As CEOs, we think we are omnipotent -- we can solve any problem. Therefore, we hang onto them and spend money trying to teach them how to be competent. We believe that we can "fix" them. After all, we fix problems every day. This problem should be no different. So we just keep trying, eventually sending them to every possible class, seminar, or workshop we can find. The end result is a well-educated, but incompetent employee, with a lot of diplomas on his wall.

3. Admitting our mistakes

How could we possibly have an incompetent manager on our staff? We certainly know how to hire, train, and mentor good employees. Having an incompetent manager working for us is a sign of failure on our part, so we exhaust all remedies trying to raise their level of competence because it reflects on us.

4. Our belief in fairness

We want to be fair. We want to show that we care, and that we made an effort. Compassion is fine, but when it is misguided, it just allows problems to continue far beyond a reasonable timeframe. How about being fair to the company and the rest of the management team?

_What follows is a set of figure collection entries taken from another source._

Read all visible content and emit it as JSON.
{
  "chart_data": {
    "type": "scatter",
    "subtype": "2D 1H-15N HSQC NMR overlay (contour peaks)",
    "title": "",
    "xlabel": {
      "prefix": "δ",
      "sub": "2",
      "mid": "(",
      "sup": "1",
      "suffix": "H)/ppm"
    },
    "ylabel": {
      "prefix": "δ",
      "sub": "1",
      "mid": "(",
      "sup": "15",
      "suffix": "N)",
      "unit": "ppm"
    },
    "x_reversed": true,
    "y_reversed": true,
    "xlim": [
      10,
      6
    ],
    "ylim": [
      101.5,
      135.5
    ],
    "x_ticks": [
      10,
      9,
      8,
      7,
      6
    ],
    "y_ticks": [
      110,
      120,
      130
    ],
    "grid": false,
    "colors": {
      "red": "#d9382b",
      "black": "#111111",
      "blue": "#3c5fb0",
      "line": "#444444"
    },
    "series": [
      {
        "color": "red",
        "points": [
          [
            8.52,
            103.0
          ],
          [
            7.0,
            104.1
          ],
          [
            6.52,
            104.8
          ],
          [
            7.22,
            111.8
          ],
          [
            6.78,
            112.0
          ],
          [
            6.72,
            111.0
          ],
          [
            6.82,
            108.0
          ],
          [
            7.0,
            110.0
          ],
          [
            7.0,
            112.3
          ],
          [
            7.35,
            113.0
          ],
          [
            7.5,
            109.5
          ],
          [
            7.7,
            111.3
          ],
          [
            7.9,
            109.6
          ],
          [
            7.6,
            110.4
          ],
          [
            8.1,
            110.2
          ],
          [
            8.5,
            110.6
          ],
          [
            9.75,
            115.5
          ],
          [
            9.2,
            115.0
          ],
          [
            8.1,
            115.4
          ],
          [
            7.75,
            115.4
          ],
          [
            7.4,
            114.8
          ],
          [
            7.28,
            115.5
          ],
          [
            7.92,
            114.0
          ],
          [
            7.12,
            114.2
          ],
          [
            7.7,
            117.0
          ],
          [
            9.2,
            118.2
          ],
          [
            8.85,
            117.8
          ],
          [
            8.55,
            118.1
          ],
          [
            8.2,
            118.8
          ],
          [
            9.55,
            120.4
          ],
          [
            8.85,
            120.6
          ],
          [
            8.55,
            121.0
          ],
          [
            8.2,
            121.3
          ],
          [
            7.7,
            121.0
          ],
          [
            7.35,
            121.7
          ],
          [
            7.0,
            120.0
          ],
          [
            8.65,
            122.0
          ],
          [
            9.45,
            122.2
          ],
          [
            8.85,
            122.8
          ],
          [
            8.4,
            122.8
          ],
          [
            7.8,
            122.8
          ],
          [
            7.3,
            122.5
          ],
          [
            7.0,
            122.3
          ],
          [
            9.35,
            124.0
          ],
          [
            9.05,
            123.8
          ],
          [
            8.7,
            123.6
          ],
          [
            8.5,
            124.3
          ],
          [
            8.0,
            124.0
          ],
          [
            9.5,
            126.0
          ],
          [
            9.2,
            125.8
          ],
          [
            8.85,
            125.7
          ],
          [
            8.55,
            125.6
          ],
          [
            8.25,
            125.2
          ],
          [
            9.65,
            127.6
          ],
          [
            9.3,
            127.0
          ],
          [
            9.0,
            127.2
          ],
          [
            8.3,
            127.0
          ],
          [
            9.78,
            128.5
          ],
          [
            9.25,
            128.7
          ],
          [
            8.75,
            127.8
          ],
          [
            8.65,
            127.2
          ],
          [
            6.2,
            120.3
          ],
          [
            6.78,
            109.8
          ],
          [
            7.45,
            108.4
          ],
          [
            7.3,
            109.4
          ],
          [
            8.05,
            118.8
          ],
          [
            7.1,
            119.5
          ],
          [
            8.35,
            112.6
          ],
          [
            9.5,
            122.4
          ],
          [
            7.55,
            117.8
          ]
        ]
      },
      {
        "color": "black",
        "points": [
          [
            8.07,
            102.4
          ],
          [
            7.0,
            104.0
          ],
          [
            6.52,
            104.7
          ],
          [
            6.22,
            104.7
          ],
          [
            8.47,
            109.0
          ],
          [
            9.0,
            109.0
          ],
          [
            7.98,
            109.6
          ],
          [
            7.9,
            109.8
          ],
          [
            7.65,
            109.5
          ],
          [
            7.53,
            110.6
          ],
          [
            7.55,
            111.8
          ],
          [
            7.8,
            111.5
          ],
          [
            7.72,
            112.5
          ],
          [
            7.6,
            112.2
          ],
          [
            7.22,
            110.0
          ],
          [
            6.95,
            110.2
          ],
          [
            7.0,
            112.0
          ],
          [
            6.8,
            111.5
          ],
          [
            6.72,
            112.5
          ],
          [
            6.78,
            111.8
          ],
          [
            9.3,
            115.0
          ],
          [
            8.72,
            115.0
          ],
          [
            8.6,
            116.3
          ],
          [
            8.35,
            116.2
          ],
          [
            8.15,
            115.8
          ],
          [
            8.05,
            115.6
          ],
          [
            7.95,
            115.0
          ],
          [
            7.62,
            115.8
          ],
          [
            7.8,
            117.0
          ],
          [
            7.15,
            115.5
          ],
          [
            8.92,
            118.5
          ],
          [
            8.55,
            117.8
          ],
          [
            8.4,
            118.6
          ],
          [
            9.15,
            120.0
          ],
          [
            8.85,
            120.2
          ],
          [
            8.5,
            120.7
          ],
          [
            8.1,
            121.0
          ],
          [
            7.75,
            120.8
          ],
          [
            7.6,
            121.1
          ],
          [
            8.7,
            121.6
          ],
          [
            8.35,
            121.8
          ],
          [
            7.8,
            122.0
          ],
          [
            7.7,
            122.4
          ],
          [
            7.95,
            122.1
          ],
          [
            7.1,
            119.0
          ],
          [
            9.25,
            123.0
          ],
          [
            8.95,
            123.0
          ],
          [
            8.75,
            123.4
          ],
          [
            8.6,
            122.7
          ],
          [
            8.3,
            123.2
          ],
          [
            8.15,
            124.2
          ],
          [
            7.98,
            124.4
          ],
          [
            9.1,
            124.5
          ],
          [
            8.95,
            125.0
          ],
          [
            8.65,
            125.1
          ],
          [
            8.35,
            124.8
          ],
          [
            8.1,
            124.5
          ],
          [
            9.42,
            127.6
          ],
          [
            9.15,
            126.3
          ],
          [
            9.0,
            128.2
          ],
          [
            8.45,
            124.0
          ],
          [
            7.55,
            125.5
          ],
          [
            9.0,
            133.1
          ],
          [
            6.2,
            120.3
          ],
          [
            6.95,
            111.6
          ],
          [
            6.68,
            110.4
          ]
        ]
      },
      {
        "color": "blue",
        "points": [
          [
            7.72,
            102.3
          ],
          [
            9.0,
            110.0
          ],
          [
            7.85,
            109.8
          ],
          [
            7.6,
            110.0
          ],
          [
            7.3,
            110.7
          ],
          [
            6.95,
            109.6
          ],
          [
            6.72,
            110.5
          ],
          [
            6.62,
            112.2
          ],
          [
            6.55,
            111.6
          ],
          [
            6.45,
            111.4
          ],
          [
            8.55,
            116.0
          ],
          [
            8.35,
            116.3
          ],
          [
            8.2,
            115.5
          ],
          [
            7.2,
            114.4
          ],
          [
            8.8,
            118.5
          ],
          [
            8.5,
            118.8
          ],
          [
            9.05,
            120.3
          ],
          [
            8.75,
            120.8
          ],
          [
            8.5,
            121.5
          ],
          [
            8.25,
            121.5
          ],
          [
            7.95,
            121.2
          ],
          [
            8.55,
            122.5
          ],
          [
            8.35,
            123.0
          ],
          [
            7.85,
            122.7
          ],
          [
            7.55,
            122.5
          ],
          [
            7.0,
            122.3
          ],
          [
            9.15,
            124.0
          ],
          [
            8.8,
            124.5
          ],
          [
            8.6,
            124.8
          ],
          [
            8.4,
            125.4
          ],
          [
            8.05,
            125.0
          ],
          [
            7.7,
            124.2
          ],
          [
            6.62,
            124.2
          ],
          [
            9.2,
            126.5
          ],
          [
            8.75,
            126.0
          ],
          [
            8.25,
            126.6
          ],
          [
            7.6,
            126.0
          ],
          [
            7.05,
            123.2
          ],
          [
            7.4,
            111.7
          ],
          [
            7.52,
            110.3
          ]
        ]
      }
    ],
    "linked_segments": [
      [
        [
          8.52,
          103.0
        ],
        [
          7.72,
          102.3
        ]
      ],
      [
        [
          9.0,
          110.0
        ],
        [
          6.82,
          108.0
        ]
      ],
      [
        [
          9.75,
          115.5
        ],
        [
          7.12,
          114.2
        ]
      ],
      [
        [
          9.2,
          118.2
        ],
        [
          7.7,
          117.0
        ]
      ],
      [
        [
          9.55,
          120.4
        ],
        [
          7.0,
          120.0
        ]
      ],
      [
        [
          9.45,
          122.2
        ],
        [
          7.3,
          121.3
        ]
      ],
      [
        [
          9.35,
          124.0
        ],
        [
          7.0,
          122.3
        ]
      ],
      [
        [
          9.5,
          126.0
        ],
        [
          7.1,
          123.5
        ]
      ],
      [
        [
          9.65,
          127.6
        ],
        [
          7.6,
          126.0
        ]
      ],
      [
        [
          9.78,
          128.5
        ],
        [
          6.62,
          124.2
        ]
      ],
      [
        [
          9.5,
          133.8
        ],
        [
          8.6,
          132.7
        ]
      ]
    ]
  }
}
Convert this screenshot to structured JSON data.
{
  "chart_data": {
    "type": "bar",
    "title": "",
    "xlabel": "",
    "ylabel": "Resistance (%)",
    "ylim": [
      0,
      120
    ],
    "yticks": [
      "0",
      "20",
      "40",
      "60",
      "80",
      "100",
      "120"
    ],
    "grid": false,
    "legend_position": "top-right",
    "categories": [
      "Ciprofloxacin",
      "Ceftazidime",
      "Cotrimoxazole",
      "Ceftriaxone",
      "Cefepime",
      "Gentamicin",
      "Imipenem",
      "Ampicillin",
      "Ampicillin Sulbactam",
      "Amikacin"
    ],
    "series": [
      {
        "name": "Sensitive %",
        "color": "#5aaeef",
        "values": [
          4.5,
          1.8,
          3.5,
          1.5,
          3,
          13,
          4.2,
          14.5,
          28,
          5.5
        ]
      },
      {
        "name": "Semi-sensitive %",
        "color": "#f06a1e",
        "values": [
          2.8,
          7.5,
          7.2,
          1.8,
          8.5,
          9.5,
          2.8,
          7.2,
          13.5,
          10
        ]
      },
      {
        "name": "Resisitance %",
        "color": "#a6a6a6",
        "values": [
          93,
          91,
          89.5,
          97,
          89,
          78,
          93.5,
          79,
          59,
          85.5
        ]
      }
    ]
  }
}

The end result is that we spend a lot of money, expend a great deal of our own energy, and lose weeks, months, and sometimes years, before we finally pull the trigger and make the person available to the industry. We never seem to learn from this, repeating it over and over again with various employees.

You're not doing anyone any favors

I have found that in most cases, the employee we finally terminate is actually relieved. Believe it or not, they usually know they aren't competent. They probably know they are letting you down -- and they most certainly know it's only a matter of time before it catches up to them. That's no way to live. They need to go back into an environment where they can flourish with their level of competence, perhaps another startup or small company. You aren't doing them a favor by hanging onto them.

The bottom line is that you need to recognize incompetence when you see it, and stop engaging in heroic efforts to fix it -- 90-day plans, seminars, and counseling won't provide a miraculous cure. Cut your losses early, and find the right people to take you to the next level. I'm a big believer in the saying: "Hire slow, fire fast."